Can you explain what is the benefit of considering aqueous solutions as the pure substance ? Snipre (talk) 20:52, 24 August 2016 (UTC)
@Snipre: Ah, those are interesting points! I have been looking at chemical compound (Q11173) versus chemical substance (Q79529) and this is not well used (and, no, I don't consider an aqueous solutions as the pure substance), is my impression. But if your argument that the CAS is unique for chemical compound (Q11173), then I can certainly live with that. It's not for chemical substance (Q79529). This was not clear from me from the documentation for the property. It currently writes "Distinct values: this property likely contains a value that is different from all other items," where I assume "items" refers to Wikidata items, so including substances. How about, then, to rewrite this documentation to "Distinct values: this property likely contains a value that is different from all other chemical substance items,"? And maybe even bringing up the fact that CAS numbers for compounds and their solutions are identical? Then at least the "constraints violations" tests can take this into account? Egon Willighagen (talk) 04:16, 25 August 2016 (UTC)

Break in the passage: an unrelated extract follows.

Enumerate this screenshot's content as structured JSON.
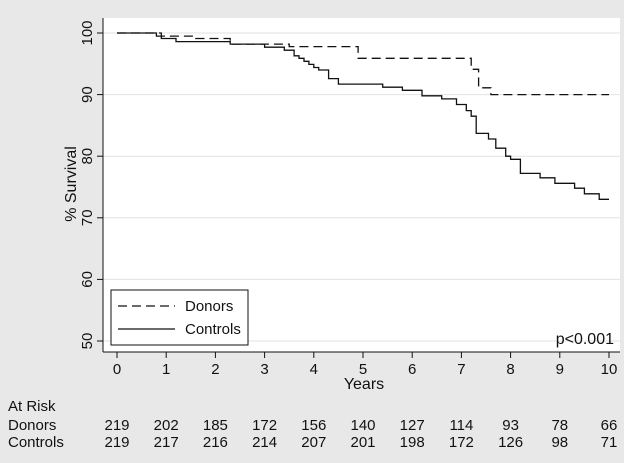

Chemical element is a chemical compound?[edit]

Is chemical element (Q11344) part of chemical compound (Q11173)? Chemical compound says: "... consisting of two or more different chemical elements", so that would exclude chemical elements. OTOH, the IUPAC Red Book simply treats elements as compounds (for example, when prescribing chemical formula format).

Then, if elements are defined not compounds, should the Type constraint be extended with Q11344? -DePiep (talk) 13:57, 6 February 2017 (UTC)

@DePiep: Not a compound, you can add Q11344 to the list of exception. Snipre (talk) 15:01, 6 February 2017 (UTC)
Please do so for me. I'm not familiar yet with these terms, don't know where to begin. And could you give a few words on why Q11344 should not be in the formal constraint list? It's for ~125 elements only, but it would make a correct check if I'm right. -DePiep (talk) 15:14, 6 February 2017 (UTC)
@DePiep: Done Snipre (talk) 21:37, 6 February 2017 (UTC)

How to list alternative CAS numbers?[edit]

The single value constraint causes violation messages for compound entries with more than one CAS numbers, e.g. for no label (Q407962). I just checked this one in SciFinder, and both are valid CAS numbers, for the same compound. It's just that one is an "alternative" CAS number. I have now made the primary CAS number the one with the higher priority, but I don't think that removes the violation report. How do we want to solve this? --Egon Willighagen (talk) 11:56, 9 July 2017 (UTC)